Your programs act like they are alone, the only application being run.

2 Hide the hardware

You can write programs that use memory without ever asking how much memory does the computer I’m running on have? This freedom is also enabled by virtual memory: it (mostly) pretends you have all the memory you need. If you access more total memory than there is available in the memory system it will try to pretend you have more memory than you do by treating main memory like a cache for a special part of the disk called swap space. Because disks tend to be at least a thousand times slower than main memory, this can cause a very substantial performance penalty, but it can let some programs run that otherwise would crash.

3 Address translation

Address translation, they key operation of the virtual memory system, works in several steps. The goal of these steps is to rapidly and in hardware

Maintain a mapping between virtual and physical addresses, map<virtal_address, physical_addres> vm.
With every memory access, use memory[vm[address]], not memory[address].

This is accomplished as follows:

3.1 Pages

Memory is broken into conceptual pages, commonly though not always 4KiB in size. Addresses are broken into two parts: the low-order bits describe which byte of a page we are looking at and are called the page offset; the high-order bits describe which page we are looking at and are called the page number.

Breaking an address 0x123456789ABC into page offset 0x123456789 and page number 0xABC, assuming a 4KiB page. Because there are 4Ki bytes per page we need lg(4Ki) = 12 bits to pick a byte from a page, which is why there are 12 bits in the page offset.

We only translate the page number, not the page offset. This reduces the work we need to do, guarantees that spatial locality will be preserved across address translation, and allows for better integration with the cache system.

Translating virtual address 0x123456789ABC to physical address 0xDEF0ABC. Note that the page offset (0xABC) is not translated: it’s simply copied as-is from virtual to physical address.

3.2 Sparse arrays

The virtual page number to physical page number conversion is implemented using a data structure for storing sparse arrays called a multi-level page table.

This data structure has a tree-like shape. Each node in the tree is quite large. The tree also has a fixed height: every leaf node is exactly the same number of steps from the root. Keys in this tree are integers – initially a virtual page number. Each step down the tree we use the high-order bits of the integer to pick which child to go to, removing those bits. When we get to the leaf the remaining bits are the index of the value within the leaf.

Suppose we have 256 entries per node in the tree, the tree has 3 steps from root to leaf, and we’re using the 32-bit key 0x12345678.

We start at the root node and use the high-order 8 bits of the key (0x12) to pick one of its children.

From that child we use the next 8 bits (0x34) to pick one of its children.

From that child we use the next 8 bits (0x56) to pick one of its children.

We’re now at the leaf, so the remaining bits (0x78) pick a value out of the leaf node.
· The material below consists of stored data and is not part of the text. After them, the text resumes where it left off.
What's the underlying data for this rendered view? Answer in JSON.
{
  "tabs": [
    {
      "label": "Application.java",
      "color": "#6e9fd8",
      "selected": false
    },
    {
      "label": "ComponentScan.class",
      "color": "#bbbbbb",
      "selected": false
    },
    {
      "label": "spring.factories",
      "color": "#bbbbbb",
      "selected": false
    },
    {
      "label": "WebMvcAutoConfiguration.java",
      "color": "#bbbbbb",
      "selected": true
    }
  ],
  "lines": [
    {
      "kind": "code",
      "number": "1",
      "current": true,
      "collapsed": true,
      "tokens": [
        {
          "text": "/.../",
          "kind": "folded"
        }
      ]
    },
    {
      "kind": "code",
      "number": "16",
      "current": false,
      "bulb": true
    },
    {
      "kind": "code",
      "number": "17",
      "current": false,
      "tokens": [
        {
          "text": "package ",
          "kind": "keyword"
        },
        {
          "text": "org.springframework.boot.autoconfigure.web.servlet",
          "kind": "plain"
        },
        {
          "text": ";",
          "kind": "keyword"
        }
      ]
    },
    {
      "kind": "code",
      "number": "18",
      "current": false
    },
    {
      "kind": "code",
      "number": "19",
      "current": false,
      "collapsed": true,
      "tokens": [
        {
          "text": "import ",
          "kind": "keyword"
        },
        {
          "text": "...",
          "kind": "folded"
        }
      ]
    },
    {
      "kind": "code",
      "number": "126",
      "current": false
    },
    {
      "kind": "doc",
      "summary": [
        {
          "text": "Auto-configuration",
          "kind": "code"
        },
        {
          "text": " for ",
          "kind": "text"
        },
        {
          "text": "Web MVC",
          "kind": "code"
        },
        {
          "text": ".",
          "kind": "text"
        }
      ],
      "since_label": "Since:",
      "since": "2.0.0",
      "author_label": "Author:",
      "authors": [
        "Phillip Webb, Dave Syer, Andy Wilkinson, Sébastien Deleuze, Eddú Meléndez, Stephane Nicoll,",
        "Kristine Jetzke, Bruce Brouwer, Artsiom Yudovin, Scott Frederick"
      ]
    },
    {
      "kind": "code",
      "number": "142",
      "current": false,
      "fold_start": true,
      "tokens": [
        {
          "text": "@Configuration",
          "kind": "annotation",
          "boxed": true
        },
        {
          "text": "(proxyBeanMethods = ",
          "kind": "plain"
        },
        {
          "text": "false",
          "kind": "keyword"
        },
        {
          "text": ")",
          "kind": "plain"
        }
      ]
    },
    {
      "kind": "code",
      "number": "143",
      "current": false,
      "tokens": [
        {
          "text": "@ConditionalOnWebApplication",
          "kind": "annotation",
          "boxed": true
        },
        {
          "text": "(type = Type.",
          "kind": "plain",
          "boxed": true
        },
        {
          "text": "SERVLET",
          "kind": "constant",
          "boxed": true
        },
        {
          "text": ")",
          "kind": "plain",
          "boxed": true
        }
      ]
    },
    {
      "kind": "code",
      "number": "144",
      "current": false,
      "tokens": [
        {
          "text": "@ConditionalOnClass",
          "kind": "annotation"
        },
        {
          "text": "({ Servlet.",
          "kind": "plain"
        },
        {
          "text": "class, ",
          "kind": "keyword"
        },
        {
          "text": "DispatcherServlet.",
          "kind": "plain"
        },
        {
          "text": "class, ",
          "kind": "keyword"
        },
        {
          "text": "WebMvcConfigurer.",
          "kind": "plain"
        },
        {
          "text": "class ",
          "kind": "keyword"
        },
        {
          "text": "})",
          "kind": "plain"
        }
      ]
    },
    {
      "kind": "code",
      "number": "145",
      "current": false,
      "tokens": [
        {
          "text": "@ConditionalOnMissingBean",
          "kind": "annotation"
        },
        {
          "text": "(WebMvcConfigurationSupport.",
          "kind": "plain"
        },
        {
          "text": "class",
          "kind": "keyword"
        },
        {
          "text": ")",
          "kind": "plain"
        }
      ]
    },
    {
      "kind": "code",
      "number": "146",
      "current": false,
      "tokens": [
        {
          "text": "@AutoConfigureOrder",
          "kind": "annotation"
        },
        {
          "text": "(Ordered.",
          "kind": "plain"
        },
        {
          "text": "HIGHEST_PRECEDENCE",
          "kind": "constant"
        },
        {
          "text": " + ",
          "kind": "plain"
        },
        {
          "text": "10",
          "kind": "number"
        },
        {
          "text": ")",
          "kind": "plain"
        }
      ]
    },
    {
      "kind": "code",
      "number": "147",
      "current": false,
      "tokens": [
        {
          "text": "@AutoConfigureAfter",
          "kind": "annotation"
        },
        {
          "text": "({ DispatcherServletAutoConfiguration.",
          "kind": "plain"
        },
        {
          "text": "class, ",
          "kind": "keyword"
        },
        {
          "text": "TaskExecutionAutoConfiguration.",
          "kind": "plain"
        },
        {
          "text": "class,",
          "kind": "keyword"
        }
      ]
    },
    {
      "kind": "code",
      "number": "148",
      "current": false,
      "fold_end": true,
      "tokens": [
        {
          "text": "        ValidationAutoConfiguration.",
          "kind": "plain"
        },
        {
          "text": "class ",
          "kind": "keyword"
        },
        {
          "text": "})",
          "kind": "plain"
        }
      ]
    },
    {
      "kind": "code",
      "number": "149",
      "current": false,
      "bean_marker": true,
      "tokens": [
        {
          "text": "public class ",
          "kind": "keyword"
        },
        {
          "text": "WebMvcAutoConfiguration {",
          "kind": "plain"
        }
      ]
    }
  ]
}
The details of this structure are rarely important, but there are a few ideas worth understanding:

It’s a tree, meaning it starts with a single pointer to the root. Changing this pointer changes the entire tree. The pointer is stored in a special register in the processor which only the operating system may change.
It’s stored in physical memory with big nodes sized to fit one node per page. Thus the entire address translation system fits within its own rules: memory in pages, accessed at the page level.
The data structure is sparse: until you use a page, it isn’t allocated to you.
Memory is allocated at the page granularity by the hardware and operating system. Using 1 byte or 4Ki bytes uses the same amount of system resources.

4 Pages and Segments

It is the operating system’s job to decide what physical address to map to each virtual address in each process. Operating systems generally do this in a three-step process.

In advance, they pick segments of memory that your process may use. They pick a range of addresses for the stack, a range of addresses for the heap, and so on. These segments help safeguard against run-away programs that would otherwise hog all the memory on the system.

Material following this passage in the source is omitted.